A well-known announcement to prisoners by “Captain” (Strother Martin as prison warden) about Luke (Paul Newman) in the 1967 movie classic, Cool Hand Luke.

I’m not a Doctor Phil fan (for those of you who know who he is) but last week I happened to see one of his relationship “tips for the day.” It made a great deal of sense to me. He said, “If you think that relationships require work, you’re right: the answer is YES!” He went on to say that the quality of a relationship between a woman and a man can be measured in how well that relationship meets the needs of both individuals.

It takes effort (work) to understand who your partner is as a person and to learn about her/his needs as both an individual and as a partner inside a relationship. It also takes patience and a willingness to compromise when the needs of two people don’t exactly match up. And THIS requires open, honest, continued communication.

During a late evening chat in our hot tub last night, Goddess V said, “I don’t think too many couples talk the way we do, about all the things we talk about.” Understand, it’s not that we are perfect in this regard. Sometimes it takes us a while to discuss something that might be weighing on our mind. Eventually it surfaces however, and we talk. In discussion with other couples we know, it is obvious to us that they do not communicate the way we do.

It wasn’t always this way for us. Goddess V tells me she seldom had long conversations with her ex, about anything. I on the other hand often talked long into evening hours with my ex, but about mostly the wrong things. Looking back on it, I suspect that in both marriages, none of us ever really understood each other in terms of our needs as spouses or as individuals. That’s a sad commentary considering that collectively, our two previous relationships spanned nearly 50 years of our lives.
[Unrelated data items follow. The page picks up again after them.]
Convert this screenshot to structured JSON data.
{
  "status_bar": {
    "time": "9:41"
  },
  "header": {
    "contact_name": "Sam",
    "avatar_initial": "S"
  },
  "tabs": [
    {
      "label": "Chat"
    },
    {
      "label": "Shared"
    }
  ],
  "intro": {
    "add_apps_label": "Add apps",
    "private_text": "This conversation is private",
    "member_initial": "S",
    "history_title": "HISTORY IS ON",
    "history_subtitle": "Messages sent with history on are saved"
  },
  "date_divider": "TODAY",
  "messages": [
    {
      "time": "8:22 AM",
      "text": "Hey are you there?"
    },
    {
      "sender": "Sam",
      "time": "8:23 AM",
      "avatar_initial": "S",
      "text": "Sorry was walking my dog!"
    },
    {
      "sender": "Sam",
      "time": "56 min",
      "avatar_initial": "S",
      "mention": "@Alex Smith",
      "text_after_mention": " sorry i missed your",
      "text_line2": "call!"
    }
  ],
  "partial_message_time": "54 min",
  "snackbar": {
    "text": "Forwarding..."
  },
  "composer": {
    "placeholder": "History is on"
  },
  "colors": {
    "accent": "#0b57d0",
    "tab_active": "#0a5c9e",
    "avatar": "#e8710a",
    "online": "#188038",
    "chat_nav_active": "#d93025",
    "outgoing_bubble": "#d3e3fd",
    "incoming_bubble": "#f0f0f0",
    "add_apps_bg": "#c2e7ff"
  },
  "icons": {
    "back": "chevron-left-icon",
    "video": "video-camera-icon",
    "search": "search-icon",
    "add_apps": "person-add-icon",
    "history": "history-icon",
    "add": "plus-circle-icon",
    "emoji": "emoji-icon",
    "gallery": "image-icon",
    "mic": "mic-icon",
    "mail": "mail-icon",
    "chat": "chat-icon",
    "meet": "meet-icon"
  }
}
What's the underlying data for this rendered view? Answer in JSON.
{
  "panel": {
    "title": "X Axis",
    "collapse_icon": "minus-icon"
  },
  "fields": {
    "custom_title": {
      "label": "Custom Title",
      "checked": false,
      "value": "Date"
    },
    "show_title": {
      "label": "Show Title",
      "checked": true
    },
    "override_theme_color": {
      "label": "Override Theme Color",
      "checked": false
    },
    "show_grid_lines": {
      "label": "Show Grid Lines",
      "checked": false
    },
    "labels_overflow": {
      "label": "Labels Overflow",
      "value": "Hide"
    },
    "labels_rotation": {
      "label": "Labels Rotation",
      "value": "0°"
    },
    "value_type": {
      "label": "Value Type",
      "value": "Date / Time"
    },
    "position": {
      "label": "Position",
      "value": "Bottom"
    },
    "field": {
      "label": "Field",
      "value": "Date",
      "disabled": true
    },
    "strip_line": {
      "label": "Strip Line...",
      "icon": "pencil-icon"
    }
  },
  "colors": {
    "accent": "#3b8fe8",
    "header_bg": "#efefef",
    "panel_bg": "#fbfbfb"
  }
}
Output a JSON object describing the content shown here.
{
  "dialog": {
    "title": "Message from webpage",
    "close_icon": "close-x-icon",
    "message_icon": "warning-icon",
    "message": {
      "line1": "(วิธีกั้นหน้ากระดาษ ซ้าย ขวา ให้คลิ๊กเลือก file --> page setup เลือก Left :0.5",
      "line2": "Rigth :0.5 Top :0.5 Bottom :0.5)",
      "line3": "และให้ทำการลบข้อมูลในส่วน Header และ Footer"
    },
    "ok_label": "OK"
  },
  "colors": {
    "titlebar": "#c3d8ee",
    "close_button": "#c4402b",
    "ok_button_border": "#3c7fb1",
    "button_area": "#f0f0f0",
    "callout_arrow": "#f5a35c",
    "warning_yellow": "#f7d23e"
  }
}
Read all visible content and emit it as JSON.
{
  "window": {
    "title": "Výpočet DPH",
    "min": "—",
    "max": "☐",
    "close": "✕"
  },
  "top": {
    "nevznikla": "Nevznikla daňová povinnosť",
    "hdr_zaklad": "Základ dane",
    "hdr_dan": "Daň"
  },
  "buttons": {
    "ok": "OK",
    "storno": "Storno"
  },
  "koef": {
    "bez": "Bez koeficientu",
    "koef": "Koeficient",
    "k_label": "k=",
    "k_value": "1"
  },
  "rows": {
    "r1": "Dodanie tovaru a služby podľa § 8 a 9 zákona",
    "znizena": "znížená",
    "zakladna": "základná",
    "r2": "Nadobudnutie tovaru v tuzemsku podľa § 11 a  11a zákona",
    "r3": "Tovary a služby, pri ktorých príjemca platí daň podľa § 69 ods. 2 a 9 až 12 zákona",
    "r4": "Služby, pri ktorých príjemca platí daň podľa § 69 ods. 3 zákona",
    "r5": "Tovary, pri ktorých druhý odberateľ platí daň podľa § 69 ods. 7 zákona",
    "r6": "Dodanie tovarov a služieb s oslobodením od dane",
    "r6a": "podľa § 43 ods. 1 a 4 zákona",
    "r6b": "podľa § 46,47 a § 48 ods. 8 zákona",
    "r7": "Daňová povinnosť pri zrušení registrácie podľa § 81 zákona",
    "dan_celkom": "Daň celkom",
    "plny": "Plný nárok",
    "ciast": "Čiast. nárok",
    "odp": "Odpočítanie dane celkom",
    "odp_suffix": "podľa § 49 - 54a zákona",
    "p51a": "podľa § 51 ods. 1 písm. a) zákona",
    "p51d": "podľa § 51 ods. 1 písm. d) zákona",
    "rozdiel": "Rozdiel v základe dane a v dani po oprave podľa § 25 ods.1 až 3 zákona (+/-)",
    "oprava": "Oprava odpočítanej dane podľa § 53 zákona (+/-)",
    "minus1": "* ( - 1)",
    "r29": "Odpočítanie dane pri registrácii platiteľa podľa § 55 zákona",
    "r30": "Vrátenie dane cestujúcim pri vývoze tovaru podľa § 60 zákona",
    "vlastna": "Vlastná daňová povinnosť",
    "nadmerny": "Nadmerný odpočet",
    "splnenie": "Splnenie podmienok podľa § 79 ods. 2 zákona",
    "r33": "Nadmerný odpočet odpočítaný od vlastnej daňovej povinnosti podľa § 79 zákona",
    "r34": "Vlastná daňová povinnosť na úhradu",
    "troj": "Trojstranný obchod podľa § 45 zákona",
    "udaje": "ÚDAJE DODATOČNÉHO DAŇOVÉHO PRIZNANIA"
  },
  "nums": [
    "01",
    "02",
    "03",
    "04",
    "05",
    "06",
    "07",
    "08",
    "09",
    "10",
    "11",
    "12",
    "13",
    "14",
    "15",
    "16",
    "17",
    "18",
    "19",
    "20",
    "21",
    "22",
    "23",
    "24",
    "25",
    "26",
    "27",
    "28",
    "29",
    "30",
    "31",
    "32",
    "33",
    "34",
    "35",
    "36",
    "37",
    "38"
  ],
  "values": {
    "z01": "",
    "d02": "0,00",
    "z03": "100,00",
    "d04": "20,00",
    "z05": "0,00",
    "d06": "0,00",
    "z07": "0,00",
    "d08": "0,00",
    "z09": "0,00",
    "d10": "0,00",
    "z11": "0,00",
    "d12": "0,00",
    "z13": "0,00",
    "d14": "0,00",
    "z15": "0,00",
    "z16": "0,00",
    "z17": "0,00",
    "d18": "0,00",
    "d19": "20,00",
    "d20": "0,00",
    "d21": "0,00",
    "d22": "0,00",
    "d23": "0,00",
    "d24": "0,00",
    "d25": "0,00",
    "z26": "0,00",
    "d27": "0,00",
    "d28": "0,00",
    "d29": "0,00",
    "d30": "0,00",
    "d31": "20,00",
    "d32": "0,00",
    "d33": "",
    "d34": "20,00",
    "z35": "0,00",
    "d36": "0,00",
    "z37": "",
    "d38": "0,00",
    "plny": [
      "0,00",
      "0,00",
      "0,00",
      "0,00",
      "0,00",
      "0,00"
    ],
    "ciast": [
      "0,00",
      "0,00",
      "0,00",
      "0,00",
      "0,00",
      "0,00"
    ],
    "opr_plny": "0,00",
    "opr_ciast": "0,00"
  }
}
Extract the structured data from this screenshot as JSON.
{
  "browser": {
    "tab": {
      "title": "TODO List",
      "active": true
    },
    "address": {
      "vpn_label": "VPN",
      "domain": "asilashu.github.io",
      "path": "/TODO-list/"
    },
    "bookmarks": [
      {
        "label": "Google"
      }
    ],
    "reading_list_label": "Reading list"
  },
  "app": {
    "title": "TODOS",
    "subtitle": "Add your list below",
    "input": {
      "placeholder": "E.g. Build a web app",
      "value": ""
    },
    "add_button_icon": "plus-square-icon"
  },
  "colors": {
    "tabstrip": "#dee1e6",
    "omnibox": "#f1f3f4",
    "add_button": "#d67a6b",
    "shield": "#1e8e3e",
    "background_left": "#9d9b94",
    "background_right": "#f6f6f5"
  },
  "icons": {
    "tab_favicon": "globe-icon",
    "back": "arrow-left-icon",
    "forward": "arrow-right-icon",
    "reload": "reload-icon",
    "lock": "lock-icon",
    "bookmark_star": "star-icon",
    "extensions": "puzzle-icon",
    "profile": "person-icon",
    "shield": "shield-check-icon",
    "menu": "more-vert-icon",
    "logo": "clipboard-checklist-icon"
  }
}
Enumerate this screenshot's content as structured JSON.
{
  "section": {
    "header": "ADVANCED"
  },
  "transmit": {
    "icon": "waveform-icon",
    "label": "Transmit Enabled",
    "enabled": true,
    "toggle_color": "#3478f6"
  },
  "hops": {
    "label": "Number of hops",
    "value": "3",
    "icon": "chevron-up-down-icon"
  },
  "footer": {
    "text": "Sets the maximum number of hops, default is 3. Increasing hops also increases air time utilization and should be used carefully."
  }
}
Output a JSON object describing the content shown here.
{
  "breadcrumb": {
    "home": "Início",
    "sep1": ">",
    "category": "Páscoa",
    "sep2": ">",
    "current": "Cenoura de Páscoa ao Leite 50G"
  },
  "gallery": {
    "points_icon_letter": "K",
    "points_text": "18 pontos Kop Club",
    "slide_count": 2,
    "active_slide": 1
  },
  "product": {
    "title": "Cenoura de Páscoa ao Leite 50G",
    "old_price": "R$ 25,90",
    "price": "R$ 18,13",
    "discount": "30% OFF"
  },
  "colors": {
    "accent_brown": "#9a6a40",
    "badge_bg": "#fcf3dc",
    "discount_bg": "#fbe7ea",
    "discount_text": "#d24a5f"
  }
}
Why it is different for Goddess V and me I am not exactly sure, but I’m not about to question it. It makes me feel especially blessed when I read or hear about couples who have a pink elephant in their living room and neither partner is willing to acknowledge or address it. In some cases, one spouse knows the elephant is there while the other has no clue. It could be that’s the worst scenario of all. When you consider this in terms of Dr. Phil’s advice, it doesn’t say too much about the quality of the relationship itself. And all simply because people don’t, won’t, can’t or are afraid to communicate honesty about what’s truly important to them.

I assume that readers of this blog are here because they are considering, beginning, would like to be, or are actually in a FemDom relationship. I’m not a psychologist, but based on my experience, I would urge you to open the lines of communication—especially if they are currently clogged with worries, fears, insecurities and the like. Having been in both situations, I can assure you that being in a relationship in which my spouse knows what’s on my mind, and I know what’s on hers, is infinitely more satisfying, even if we don’t always agree or fully understand.